Special Anglo-American relationship to be studied in new program
Whether it involves Reagan and Thatcher, FDR and Churchill or the colonies and the crown, the special relationship between Great Britain and the United States is generally known – but not necessarily well-understood.
That connection will be more deeply explored in a new Anglo-American studies program to be housed at UC Berkeley’s Institute of Governmental Studies (IGS), thanks to a $1 million gift from the Anglo California Foundation.
“This gift provides a wonderful opportunity to build on the enormous strength of Berkeley’s scholarship about Britain and its influence on the United States in so many domains,” said IGS director Jack Citrin, professor of political science. “To deepen this engagement in multiple disciplines and to involve British scholars in this enterprise on an ongoing basis is something IGS embraces as a project that will benefit faculty and students in an enduring way.”
The program, which will launch officially in spring 2013, will support faculty and graduate student research, conduct scholarly conferences, and feature an annual R. Kirk Underhill lecture at UC Berkeley by a leading figure from political or scholarly circles in the United Kingdom.
In addition, the new program will offer an R. Kirk Underhill Graduate Fellowship, initiated by a $500,000 gift from the Underhill Trust. Robert Kirk Underhill, a lifelong Anglophile who founded the Robert Kirk clothing store that specialized in British goods, graduated from UC Berkeley in 1928 with a bachelor’s degree in economics. He was chair emeritus of the English Speaking Union in San Francisco, a Commander of the British Empire, and a Knight in the Order of St. John, a major international charity. In San Francisco, Underhill also started “London Weeks,” a series of trade shows and festivals highlighting British life.
In 2003, the Underhill Trust established the Center for British Studies at UC Berkeley’s Institute of European Studies to promote the study of British culture, society and history. The new Anglo-American Studies Program is designed to expand on that with comparative and interdisciplinary examination of shared issues such as immigration, welfare, central government fiscal policy, financial regulation, science policy, constitutional law, party systems, foreign policy cooperation and changing conceptions of nationhood, in addition to broader studies of reciprocal cultural influences.

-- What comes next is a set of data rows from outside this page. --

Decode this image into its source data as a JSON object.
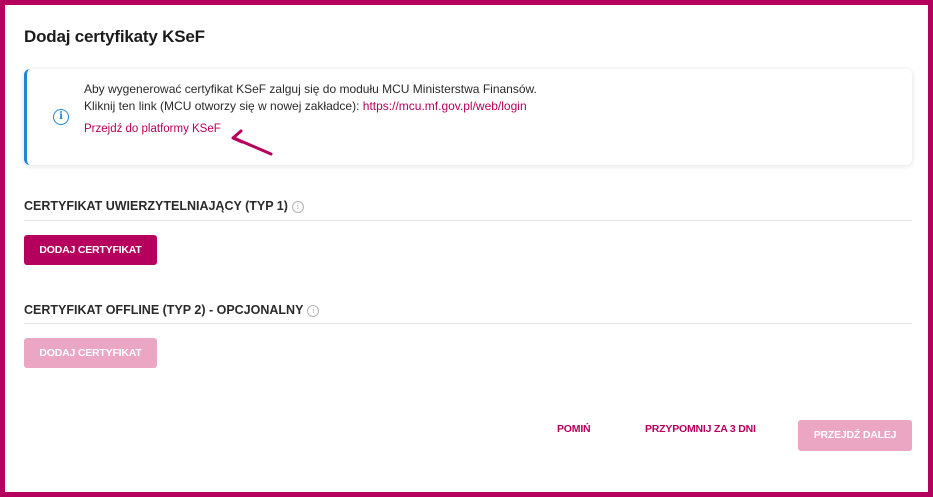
{
  "title": "Dodaj certyfikaty KSeF",
  "info": {
    "line1": "Aby wygenerować certyfikat KSeF zalguj się do modułu MCU Ministerstwa Finansów.",
    "line2_prefix": "Kliknij ten link (MCU otworzy się w nowej zakładce): ",
    "line2_link": "https://mcu.mf.gov.pl/web/login",
    "ksef_link": "Przejdź do platformy KSeF",
    "icon": "info-icon",
    "accent": "#1e88d6"
  },
  "sections": [
    {
      "title": "CERTYFIKAT UWIERZYTELNIAJĄCY (TYP 1)",
      "button": "DODAJ CERTYFIKAT",
      "button_state": "enabled"
    },
    {
      "title": "CERTYFIKAT OFFLINE (TYP 2) - OPCJONALNY",
      "button": "DODAJ CERTYFIKAT",
      "button_state": "disabled"
    }
  ],
  "footer": {
    "skip": "POMIŃ",
    "remind": "PRZYPOMNIJ ZA 3 DNI",
    "next": "PRZEJDŹ DALEJ"
  },
  "colors": {
    "brand": "#b5005d",
    "brand_disabled": "#eba6c4",
    "info": "#1e88d6"
  }
}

In the past, the IGS has sponsored such programs as the Anglo-American Dialogues and an annual UK Seminar to examine developments in British government and society. The late UC Berkeley political scientist Nelson Polsby is credited with giving British Studies a big push on campus by organizing two conferences that produced books about the British government, and by building strong ties with UK scholars.
The IGS also has sponsored several visiting British scholars who have taught and lectured on such topics as Britain’s role in the European Union, constitutional reform and voting behavior.
The IGS was formed in 1919. Its primary mission is to promote research, educational activities and public service in American and California politics and public policy, but the scope of its work has expanded to encompass comparative and global concerns — now with a new emphasis on Britain in the world.